No, my mistake was letting myself get outmaneuvered by Max when he countered my attack on Casablanca with a big end-around amphibious landing. Result: I lost my entire Agadir contingent (mech, corps, tank, gar) plus an American tactical bomber (ouch!).
There was a silver lining to this ugly cloud. Max's victory came at a price. He used oil for his transports and DD's. He lost a number of units & steps, including a DD sunk. And he lost the 8PP@ for several transports that he used to surround my forces. And finally he had a pretty considerable force tied up in the desert when it might have been of use elsewhere. This doesn't erase or justify my error, but it was a compensation.
Big Mistake #3. Libya.
Now, when Max launched his Barbarossa, the Eastern Front looked like this:
Seeing all that firepower, I thought it was finally safe to invade Libya.
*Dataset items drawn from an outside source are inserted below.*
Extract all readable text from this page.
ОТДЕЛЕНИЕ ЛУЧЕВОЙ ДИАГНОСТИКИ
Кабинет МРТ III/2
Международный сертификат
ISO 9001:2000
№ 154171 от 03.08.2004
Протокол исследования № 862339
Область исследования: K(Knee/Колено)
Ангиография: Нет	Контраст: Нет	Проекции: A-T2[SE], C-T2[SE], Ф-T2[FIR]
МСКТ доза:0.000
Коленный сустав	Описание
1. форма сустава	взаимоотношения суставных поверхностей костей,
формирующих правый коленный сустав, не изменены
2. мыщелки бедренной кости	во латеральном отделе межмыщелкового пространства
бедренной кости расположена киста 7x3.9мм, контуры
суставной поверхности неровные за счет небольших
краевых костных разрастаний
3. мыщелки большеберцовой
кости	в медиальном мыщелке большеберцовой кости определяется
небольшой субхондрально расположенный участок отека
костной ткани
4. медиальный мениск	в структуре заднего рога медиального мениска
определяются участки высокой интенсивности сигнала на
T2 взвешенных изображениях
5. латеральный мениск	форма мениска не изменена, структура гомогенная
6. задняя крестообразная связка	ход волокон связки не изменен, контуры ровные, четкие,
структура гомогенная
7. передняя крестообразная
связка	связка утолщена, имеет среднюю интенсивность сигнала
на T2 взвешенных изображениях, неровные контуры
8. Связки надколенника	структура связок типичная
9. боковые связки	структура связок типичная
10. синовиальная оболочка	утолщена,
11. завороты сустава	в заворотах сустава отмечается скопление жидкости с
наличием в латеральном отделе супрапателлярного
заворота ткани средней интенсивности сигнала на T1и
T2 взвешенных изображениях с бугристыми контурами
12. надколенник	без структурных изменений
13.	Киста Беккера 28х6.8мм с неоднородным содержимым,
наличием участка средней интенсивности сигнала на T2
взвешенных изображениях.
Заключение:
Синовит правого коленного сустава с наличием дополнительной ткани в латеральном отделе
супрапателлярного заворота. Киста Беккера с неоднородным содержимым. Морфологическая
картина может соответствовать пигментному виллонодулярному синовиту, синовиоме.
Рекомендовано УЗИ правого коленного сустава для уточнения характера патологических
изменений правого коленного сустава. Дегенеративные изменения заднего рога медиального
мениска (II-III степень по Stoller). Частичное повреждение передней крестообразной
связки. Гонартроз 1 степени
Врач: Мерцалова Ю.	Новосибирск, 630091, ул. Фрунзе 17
After all, he couldn't have troops everywhere, could he?
So in the summer of 1942, while Max was (I thought) preoccupied in Russia, I launched an attack on Tobruk. Well, you all know how that turned out. A total debacle. The Brits were bruised and bloodied and sent packing, only rescued barely in time by the Americans and Free French hurried in from Morocco. At one point I was afraid he'd drive all the way to Iraq. And as you all know, he then entrenched at the Suez canal and it took me until late 1943. As a result, here it is late October 1944 and I'm only just reaching Tunis.
As with Morocco, there was a bit of a silver lining. Again, his great victory came at a cost of PP's lost to transport costs, a number of land and sea units damaged and destroyed, and a contingent tied down.
Do you see a pattern in all this? I do. I see that in each of these cases I was lulled by what seemed to be Max's full commitment elsewhere at the same time that I hurried myself due to a sense that I had to act, had to do something in the face of Max's massive success. While I fully admit that these are my own errors, I also credit Max. It's part of his genius that he keeps his opponents off-balance, in the dark, and reacting to him instead of following their own agendas. This is one of the reasons it's so darn hard to beat him.